San Francisco’s most recent street litter audit found an 18% reduction in plastic bags from 2007-2009.

“The growing number of cities in California and across the country approving bans on single use plastic bags to protect the environment, together with courts upholding these policies, have led the plastics industry to desperate new tactics of funding flawed and misleading reports.” said Jack Macy, San Francisco Department of Environment’s Senior Commercial Zero Waste Coordinator.

 

• Ninety cities and counties across California have adopted plastic bag bans, representing one-third of the state’s population. These policies have already ensured the elimination of more than 6 billion plastic grocery bags annually.

• Every environmental analysis to-date has concluded that the production of plastic grocery bags generates more pollution (including GHG emissions) than an equivalent capacity of paper bags.
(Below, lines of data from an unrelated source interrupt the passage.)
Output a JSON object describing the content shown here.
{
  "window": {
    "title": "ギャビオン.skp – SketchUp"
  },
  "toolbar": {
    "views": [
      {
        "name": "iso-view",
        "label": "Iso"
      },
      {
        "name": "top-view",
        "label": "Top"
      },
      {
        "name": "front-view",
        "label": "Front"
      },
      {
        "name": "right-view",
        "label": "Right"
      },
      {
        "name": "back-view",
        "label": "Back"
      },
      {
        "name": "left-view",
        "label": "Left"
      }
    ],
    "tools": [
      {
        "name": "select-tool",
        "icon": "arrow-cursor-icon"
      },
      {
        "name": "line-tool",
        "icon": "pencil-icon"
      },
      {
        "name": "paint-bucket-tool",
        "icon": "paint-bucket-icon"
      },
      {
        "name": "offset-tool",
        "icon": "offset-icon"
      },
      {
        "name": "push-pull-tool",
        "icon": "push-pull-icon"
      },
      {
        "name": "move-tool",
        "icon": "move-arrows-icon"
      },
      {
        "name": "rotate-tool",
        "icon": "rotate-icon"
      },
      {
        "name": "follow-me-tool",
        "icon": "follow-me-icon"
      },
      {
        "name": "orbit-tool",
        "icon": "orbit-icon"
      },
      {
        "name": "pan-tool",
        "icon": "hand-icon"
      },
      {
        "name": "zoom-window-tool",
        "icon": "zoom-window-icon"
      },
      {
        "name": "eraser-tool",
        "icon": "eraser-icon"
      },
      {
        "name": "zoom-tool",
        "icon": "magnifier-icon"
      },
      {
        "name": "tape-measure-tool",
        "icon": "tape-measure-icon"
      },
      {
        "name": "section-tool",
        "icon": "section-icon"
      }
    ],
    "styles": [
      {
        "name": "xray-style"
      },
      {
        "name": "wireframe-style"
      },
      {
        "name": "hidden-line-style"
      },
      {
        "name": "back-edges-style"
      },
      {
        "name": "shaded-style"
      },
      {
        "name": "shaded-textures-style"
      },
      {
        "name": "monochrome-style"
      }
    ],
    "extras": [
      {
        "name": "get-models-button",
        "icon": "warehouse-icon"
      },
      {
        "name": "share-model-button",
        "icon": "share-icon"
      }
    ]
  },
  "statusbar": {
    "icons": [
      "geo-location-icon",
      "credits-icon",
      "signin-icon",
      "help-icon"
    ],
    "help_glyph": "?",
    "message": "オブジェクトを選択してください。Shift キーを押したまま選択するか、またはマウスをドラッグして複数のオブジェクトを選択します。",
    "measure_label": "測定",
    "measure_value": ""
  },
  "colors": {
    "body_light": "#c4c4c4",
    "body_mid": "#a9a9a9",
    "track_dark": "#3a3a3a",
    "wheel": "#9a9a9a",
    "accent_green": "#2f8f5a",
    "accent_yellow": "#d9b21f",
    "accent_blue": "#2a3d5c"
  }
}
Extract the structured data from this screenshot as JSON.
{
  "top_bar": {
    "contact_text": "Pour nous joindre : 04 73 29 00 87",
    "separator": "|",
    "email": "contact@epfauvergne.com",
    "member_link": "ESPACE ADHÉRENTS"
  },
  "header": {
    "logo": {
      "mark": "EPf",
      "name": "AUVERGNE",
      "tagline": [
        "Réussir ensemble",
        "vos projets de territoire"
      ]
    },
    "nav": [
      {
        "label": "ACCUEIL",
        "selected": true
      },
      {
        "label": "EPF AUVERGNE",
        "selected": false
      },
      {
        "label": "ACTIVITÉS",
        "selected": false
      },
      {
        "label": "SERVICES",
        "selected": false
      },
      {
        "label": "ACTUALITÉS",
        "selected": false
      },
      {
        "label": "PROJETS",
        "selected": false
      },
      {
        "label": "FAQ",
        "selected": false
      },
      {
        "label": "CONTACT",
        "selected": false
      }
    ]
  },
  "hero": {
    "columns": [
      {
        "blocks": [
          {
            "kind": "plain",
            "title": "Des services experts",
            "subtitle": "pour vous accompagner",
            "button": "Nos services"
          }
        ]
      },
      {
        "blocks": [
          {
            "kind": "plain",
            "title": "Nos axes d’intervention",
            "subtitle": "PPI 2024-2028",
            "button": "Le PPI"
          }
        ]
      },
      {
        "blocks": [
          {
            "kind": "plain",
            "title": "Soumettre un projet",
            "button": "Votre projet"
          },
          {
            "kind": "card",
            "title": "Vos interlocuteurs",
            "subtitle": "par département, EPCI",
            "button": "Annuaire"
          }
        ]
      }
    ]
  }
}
Even the plastic industry funded study (cited by NCPA) found that the production of plastic bags generates 20% more GHG than the production of paper bags.
• In 2000, California stores were generating in excess of 30 billion plastic bags annually. Today, local bans and consumer education have cut plastic bag distribution in half. In 2014, we are projecting that plastic bag generation will fall below 10 billion for the first time since the early 1980s.
• Based on the industry’s own environmental impact analysis, the elimination of 18 billion plastic bags in California since 2000 has saved the equivalent of 480,000 tons of CO2 from being released into our atmosphere and 84,000 tons of plastic from being littered or landfilled.

The effort to phase out single-use grocery bags has been the subject of similar attacks by the plastics industry in the past—attacks that rely on misinformation and faulty data designed to support their own conclusions.

The report’s author, H. Sterling Burnett, is a die-hard climate change denier. He has compared Al Gore’s “An Inconvenient Truth” to Joseph Goebell’s Nazi propaganda films and downplayed the serious nature of the Gulf Oil Spill, saying it was “hyped” by environmentalists in order to promote tax increases.

Mr. Burnett’s report is another in a series of misleading and fact bereft attacks on the successful efforts of local governments to reduce a significant and preventable source of marine pollution and waste. The public and policy makers aren’t going to be swayed by industry propaganda on this issue. They can see for themselves that the elimination of tens of billions of plastic bags in California is working to reduce litter and waste.